Indiana COVID-19 update: 5 September 2021

About a month ago, I wrote that Indiana has surrendered to COVID-19. That remains the case. As you might expect, the trends have continued in the wrong direction. Since August 9, daily deaths are up 57%, hospitalizations 85%, and cases 150%. The lone comfort is that hospitalizations aren’t rising as fast as cases and deaths are rising even less. The vaccines work, if we can only get people to take them.

Recent trends

Not only have cases been increasing since early July, but the rate of increase has increased, too. Only in the last week or so has the week-over-week new case difference started to drop.

Hospitalizations had been showing an alarmingly exponential rise. In late July, we saw the highest week-over-week since records began on April 8 of 2020. This has slowed recently, although it still rivals the increases we saw last fall.

The death rate appears to be leveling off. However, this could be due to reporting delays, so it’s a little early to feel good about it yet. Especially since COVID-19 remains the number two cause of death in Indiana in the past week.

In a Twitter thread on Friday, I used November 9, 2020 as comparison to where we are right now. That date had a comparable number of hospitalizations as we currently have and it was on the upswing. At that point, we were about three weeks away from peak hospitalization. However, the rate then was higher, so we may peak earlier. Alternatively, we may have a broader peak since we have fewer mitigations in place as we did then and—while non-zero—our vaccination rate remains infuriatingly low.

I also looked at ICU bed usage and ventilator usage. The ICU beds devoted to COVID-19 patients is about the same (27.8% of total capacity then compared to 28.4% now). Ventilator usage is higher now (10.4% compared to 8.5% then), which is a cause for concern.
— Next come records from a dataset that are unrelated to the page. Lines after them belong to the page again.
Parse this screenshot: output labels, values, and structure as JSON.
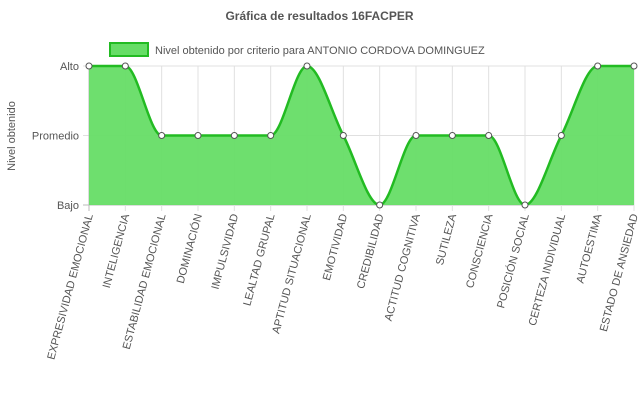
{
  "chart_data": {
    "type": "line",
    "title": "Gráfica de resultados 16FACPER",
    "ylabel": "Nivel obtenido",
    "xlabel": "",
    "y_levels": [
      "Bajo",
      "Promedio",
      "Alto"
    ],
    "ylim": [
      0,
      2
    ],
    "categories": [
      "EXPRESIVIDAD EMOCIONAL",
      "INTELIGENCIA",
      "ESTABILIDAD EMOCIONAL",
      "DOMINACIÓN",
      "IMPULSIVIDAD",
      "LEALTAD GRUPAL",
      "APTITUD SITUACIONAL",
      "EMOTIVIDAD",
      "CREDIBILIDAD",
      "ACTITUD COGNITIVA",
      "SUTILEZA",
      "CONSCIENCIA",
      "POSICIÓN SOCIAL",
      "CERTEZA INDIVIDUAL",
      "AUTOESTIMA",
      "ESTADO DE ANSIEDAD"
    ],
    "series": [
      {
        "name": "Nivel obtenido por criterio para ANTONIO CORDOVA DOMINGUEZ",
        "values": [
          2,
          2,
          1,
          1,
          1,
          1,
          2,
          1,
          0,
          1,
          1,
          1,
          0,
          1,
          2,
          2
        ]
      }
    ],
    "grid": true,
    "legend_position": "top",
    "colors": {
      "fill": "#66dd66",
      "line": "#22bb22",
      "grid": "#e0e0e0",
      "axis": "#bbbbbb"
    }
  }
}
What’s not clear to me is if capacity is reported as physical beds and ventilators or the number that can be appropriately staffed. I suspect the state is using the physical counts, which makes me wonder what the true utilization is. Local hospitals say they’re at a breaking point, and things are likely to get worse before they get better.

Future projections

The Institute for Health Metrics and Evaluation (IHME) have increased the daily deaths in the last few model runs. However, the most recent one dialed the forecast back a bit. The bad news is that we’re tracking it pretty well so far. The good news is that their model is running high on the hospitalizations, so that may mean the death toll is over-forecast, too. We should hope this continues, because both overall hospital and ICU bed usage is forecast to enter the “extreme stress” category later this month. We did not reach that category during last winter’s surge.

It feels like there are more uncertainties now than a few months ago. The IHME model does not explicitly account for school reopenings. The note that “[t]he second Delta surge in Scotland after a peak and a decline when schools opened is potentially a warning sign on the potential for school openings to drive increases in transmission.” Additionally, while mask usage has increased, we’re only at about 25% of adults saying they mask up when they leave the house. And the percentage of Hoosiers that say they have been or probably would be vaccinated remains steady just below 60%. If either of those numbers increase significantly, things could be much less bad than expected.

What to expect

It’s clear to me that Governor Holcomb will continue to do nothing. I’m not sure what it would take at this point. In fact, his recent executive order apparently reduced quarantine requirements for schools. Someone at the state health department had a moment of clarity, which was deleted.

I’m hoping to spend some time today adding Tippecanoe County school stats to my COVID-19 dashboard.